Objective findings of CIED infection
- Fever or leukocytosis without an alternative explanation (e.g., urinary tract infection
or pneumonia)
- Tenderness, erythema, or warmth at the pulse generator site
- Purulent discharge from the pulse generator site (from incision or fistula)
- Positive blood or pulse generator site cultures
- Vegetation adherent to CIED hardware
- Purulent material within pulse generator pocket upon reoperation
A digital photograph of the device pocket will be captured routinely at the postoperative
visit and whenever CIED infection is a consideration. In case of a suspected CIED infection,
treating physicians will be strongly encouraged to obtain peripheral blood cultures prior to
initiation of antibiotic therapy and intraoperative cultures during CIED system removal.
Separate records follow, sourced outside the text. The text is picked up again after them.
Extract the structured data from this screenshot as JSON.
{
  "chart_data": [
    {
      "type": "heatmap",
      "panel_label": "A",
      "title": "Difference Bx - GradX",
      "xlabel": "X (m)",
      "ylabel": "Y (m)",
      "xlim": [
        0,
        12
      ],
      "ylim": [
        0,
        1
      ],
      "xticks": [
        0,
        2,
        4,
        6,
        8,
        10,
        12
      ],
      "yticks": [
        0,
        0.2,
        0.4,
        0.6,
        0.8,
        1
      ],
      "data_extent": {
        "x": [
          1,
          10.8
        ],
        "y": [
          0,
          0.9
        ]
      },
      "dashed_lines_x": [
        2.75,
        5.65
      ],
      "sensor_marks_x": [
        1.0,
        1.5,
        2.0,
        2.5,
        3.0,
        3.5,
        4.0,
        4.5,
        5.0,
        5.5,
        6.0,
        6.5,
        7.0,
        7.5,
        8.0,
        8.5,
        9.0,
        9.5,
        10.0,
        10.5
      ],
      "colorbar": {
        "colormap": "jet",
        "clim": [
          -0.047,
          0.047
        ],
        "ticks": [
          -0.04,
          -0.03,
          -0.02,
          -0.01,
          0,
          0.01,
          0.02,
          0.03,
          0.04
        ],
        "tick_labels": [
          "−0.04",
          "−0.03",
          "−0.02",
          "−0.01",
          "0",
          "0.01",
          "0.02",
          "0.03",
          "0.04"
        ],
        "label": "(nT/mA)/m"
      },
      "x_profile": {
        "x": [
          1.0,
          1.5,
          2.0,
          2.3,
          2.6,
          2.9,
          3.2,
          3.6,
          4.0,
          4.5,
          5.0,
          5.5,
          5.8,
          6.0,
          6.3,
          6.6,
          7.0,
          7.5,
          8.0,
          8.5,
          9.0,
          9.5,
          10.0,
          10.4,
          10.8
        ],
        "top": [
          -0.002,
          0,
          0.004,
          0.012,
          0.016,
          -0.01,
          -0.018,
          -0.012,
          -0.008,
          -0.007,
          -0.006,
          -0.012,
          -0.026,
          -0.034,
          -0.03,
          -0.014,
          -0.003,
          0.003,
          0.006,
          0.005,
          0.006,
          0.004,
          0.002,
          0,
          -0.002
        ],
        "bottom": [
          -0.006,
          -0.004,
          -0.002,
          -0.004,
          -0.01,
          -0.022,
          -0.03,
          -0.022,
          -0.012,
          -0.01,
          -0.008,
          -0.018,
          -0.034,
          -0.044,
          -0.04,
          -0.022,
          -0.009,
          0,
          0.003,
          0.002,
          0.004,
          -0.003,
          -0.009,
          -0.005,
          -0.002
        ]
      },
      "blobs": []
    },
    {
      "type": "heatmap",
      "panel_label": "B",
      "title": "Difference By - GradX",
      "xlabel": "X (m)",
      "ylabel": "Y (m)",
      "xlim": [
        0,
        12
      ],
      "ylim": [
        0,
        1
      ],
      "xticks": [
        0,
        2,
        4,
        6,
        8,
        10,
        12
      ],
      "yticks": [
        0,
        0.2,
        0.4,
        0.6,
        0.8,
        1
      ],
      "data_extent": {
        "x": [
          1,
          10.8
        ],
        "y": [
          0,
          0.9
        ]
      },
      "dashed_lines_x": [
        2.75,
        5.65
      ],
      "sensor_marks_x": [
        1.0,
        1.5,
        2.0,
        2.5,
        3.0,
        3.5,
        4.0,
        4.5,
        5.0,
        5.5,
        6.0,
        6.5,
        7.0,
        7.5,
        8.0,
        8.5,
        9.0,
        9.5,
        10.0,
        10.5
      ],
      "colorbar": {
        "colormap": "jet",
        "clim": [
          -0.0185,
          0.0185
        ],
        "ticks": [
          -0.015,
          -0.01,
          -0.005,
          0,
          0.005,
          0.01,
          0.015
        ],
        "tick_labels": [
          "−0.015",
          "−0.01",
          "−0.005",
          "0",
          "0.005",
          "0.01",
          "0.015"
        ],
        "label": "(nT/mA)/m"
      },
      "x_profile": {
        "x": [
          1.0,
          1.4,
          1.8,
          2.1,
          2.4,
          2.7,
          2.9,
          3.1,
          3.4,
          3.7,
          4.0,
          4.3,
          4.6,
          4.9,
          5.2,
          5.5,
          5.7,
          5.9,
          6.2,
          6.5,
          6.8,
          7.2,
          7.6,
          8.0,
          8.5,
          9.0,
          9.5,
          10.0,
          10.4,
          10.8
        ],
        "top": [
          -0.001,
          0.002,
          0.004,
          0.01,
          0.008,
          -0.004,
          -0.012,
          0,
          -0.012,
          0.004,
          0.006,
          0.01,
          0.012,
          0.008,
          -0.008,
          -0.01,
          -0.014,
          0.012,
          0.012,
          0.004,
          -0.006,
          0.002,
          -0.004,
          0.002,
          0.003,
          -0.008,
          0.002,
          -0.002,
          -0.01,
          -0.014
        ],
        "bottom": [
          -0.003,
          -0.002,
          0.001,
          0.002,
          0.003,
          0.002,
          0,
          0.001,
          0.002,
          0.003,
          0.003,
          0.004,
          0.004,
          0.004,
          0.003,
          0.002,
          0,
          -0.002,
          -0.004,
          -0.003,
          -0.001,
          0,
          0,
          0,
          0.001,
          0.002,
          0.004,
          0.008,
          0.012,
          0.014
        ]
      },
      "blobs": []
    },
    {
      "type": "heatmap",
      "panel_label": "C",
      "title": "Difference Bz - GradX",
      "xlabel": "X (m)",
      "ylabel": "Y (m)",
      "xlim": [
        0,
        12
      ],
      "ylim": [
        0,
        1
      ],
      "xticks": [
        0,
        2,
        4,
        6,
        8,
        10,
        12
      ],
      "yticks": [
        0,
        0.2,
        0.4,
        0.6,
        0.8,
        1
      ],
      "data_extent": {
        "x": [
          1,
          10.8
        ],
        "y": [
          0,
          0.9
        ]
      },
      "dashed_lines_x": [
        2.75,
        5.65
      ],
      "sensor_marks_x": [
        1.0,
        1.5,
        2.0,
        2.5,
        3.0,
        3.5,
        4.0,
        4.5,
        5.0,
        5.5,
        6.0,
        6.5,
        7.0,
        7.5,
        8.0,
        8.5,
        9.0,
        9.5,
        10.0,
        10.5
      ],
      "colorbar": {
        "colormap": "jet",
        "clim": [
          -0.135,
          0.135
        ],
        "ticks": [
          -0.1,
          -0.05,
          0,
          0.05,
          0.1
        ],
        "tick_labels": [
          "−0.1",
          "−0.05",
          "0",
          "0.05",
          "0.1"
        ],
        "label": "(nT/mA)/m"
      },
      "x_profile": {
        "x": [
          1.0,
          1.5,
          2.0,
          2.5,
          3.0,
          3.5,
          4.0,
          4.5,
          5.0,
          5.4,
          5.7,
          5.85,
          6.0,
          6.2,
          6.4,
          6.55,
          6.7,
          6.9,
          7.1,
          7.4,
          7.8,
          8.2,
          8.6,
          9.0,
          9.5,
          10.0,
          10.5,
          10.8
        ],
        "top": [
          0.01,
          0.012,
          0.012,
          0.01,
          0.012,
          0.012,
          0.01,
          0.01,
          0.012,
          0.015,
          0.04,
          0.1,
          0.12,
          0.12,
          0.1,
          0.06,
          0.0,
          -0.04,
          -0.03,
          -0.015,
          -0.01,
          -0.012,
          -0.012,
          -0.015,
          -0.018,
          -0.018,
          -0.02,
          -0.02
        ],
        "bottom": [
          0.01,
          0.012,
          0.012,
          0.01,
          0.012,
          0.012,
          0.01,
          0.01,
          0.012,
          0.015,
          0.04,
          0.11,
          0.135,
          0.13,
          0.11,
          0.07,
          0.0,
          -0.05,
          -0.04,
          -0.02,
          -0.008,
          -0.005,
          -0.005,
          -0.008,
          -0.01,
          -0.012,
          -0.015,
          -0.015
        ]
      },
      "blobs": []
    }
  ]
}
A
panel of 3 physicians at the coordinating center who are blinded to study assignment
(experimental versus control) will independently adjudicate outcomes in "real time" and will
vote whether or not the criteria for CIED infection have been met. A minor superficial
infection of the incision that does not involve the generator pocket, does not result in any
systemic symptoms or signs, and is treated with either observation or a short course of oral
antibiotics, will not be counted as a CIED infection but will be considered a secondary
endpoint.
Study oversight: The principal investigator at each study sight will be responsible for all
aspects of the study at their respective sites. To ensure fidelity with the study protocol,
an independent study coordinator at Vanderbilt University who is not directly involved with
the study will review upon initiation of the study and first patient enrolled at each site,
and then a random selection (10%) of patient records at each site (including Vanderbilt
University) on a continuous basis set out by the monitoring agreement throughout the duration
of the study, and quarterly prepare a report for the study's principal investigator.